How to crack a cell phone
There are a lot of ways to get the PIN, or get through without needing it, but none require a CS degree and years hacking firewalls at NSA to build up the expertise.
It's not even hard to find the information. Searching Google for "how to hack a mobile phone" turns up a lot of solutions so simple some people appear to be trying to make the whole thing harder just to keep it interesting.
You do have to know the victim's private cell phone number and the carrier providing the service, if only to know the generic voice-mail access number to dial.
Spoof your victim's ID
The big barrier is convincing the voice-mail servers you are calling from the victim's phone. Cell-phone networks identify every phone using a 17- or 15-digit International Mobile Equipment Identity number on GSM phones or the Electronic Serial Number (ESN) on CDMA phones.
The numbers are flashed onto the phone at the time of firmware burn-in and can't be easily changed.
In the U.S. at least, the FCC requires ways to change it not be easily accessible.
You can change it by taking the chip holding the IMEI out of the phone and replacing it with another, but you'd just be changing the IMEI, not adding a different one.
Tools like this one promise to give you a different IMEI appropriate to your model of phone, but not to imprint it on the phone or discover one owned by your target.
Finding the IMEI or ESN
On most phones the ID numbers are printed inside, often under the battery. If you can get access to the phone and open it, you can get your victim's ID. Most phones will also show the ID if you hit a specific key code -- *#06#, for example.

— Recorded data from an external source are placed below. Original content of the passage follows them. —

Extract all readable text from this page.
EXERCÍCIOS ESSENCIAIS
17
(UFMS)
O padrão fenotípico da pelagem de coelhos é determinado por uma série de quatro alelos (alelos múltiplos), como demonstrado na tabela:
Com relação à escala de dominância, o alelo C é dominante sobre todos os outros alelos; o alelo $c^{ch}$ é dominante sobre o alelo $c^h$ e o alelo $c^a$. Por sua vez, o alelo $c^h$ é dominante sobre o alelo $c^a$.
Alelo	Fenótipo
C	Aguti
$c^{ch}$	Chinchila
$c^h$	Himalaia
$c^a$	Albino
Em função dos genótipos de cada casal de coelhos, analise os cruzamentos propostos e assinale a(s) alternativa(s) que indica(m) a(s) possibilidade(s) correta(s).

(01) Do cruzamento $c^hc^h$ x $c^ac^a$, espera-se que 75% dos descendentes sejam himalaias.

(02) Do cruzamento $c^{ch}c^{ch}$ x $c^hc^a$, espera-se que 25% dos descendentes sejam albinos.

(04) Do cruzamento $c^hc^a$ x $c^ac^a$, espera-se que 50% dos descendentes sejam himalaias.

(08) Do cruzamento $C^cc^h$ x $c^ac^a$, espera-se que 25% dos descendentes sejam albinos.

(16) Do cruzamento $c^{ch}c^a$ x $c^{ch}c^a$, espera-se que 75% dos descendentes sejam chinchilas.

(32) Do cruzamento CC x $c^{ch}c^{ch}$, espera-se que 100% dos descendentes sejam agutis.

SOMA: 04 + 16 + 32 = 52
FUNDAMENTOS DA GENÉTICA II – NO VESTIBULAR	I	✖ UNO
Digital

It's also possible to intercept the data stream between a cell phone and its access point and decode it, but if you have the equipment on hand you don't need my help to figure this out.
Cell phones use radio the same way WiFi does, but on different frequencies . WiFi is 2.4GHz; cell phones operate on 850 MHz, 900 MHz, 1800 MHz and/or 1900 MHz.
You could tune a receiver to pull in the signal, but carriers encrypt cell phone traffic using their own algorithms, so cracking the encryption to unencrypt the traffic and find the IMEI sent by the phone when it first connects to tower is possible. If you're with the NSA.